Let's try to find all the green pixels and make them red.

How can we do this?

In [None]:
reddog_rgb = dog.copy()
#reddog_rgb[:, :, 0] = 1 # Set red channel to large value.
reddog_rgb[:, :, 1] = 0 # Set green channel to small value.
plt.imshow(reddog_rgb)

Break problems into small steps.

If you're trying to figure out how something works, test on small "toy" examples and draw pictures.

In [None]:
import numpy as np
import skimage as ski
import skimage.color

# Switch from (red, green, blue) to (hue, saturation, value).
# Hue is the color (from red to violet).
# Saturation is how colorful (from colorless to colorful).
# Value is how bright (from black to bright color).
dog_hsv = ski.color.rgb2hsv(dog)
plt.imshow(dog_hsv)

In [None]:
dog_hsv.shape

 Start by taking a small piece of the dog image, say the lower left corner.

In [None]:
grass = dog_hsv[-200:, :200, :] #dog_hsv[266-50:266, 0:50, :]
plt.imshow(ski.color.hsv2rgb(grass))

How can we figure out what "green" looks like in HSV?

In [None]:
mu = grass.mean(axis = (0, 1))
mu

We can preview this "green" by making a 2x2 swatch.

In [None]:
swatch = np.stack(4 * [mu]).reshape((2, 2, 3))
plt.imshow(ski.color.hsv2rgb(swatch))

Now we need to get all pixels with a hue "nearby" the grass mean.

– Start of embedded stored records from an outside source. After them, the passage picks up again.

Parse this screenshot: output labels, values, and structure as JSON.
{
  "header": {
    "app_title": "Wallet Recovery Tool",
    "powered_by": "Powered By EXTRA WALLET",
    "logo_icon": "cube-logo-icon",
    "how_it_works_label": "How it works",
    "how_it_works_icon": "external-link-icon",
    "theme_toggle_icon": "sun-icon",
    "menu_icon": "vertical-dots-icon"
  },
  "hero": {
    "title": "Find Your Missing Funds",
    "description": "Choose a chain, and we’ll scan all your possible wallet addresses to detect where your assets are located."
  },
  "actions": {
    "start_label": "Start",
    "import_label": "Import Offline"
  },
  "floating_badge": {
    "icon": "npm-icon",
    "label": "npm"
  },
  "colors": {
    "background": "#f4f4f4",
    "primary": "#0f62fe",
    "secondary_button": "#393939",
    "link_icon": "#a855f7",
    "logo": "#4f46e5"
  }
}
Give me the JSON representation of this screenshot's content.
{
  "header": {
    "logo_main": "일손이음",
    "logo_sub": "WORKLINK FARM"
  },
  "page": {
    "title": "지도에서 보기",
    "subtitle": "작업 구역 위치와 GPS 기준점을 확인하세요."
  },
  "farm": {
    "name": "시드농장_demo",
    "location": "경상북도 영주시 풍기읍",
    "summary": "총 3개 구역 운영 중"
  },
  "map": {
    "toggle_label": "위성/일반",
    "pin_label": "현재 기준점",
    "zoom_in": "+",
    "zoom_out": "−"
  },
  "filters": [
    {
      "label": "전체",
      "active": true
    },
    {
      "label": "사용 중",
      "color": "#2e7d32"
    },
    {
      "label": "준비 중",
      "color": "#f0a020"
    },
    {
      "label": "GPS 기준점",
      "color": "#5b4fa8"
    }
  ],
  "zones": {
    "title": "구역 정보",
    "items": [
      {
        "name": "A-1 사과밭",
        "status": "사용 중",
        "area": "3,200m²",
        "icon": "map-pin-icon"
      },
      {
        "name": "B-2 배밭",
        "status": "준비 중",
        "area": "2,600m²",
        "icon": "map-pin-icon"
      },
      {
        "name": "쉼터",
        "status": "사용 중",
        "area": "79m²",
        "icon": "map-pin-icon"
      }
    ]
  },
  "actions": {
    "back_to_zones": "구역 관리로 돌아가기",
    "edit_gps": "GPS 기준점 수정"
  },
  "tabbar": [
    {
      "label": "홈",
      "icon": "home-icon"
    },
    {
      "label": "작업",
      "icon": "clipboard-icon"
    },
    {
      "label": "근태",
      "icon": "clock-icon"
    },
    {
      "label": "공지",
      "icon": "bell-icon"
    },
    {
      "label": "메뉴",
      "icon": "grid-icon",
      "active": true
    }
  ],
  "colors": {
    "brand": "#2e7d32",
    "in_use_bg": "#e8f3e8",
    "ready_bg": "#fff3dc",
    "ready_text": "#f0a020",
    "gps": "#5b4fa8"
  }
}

How can we define "nearby"?

In [None]:
sd = grass.std(axis = (0, 1))
sd

In [None]:
tol = (mu[0] - 3 * sd[0], mu[0] + 3 * sd[0])
tol

In [None]:
reddog = dog_hsv.copy()
is_green = (tol[0] <= reddog[:, :, 0]) & (reddog[:, :, 0] <= tol[1])
reddog[is_green, 0] = 0
plt.imshow(ski.color.hsv2rgb(reddog))

What would happen if we tried this with RGB instead of HSV?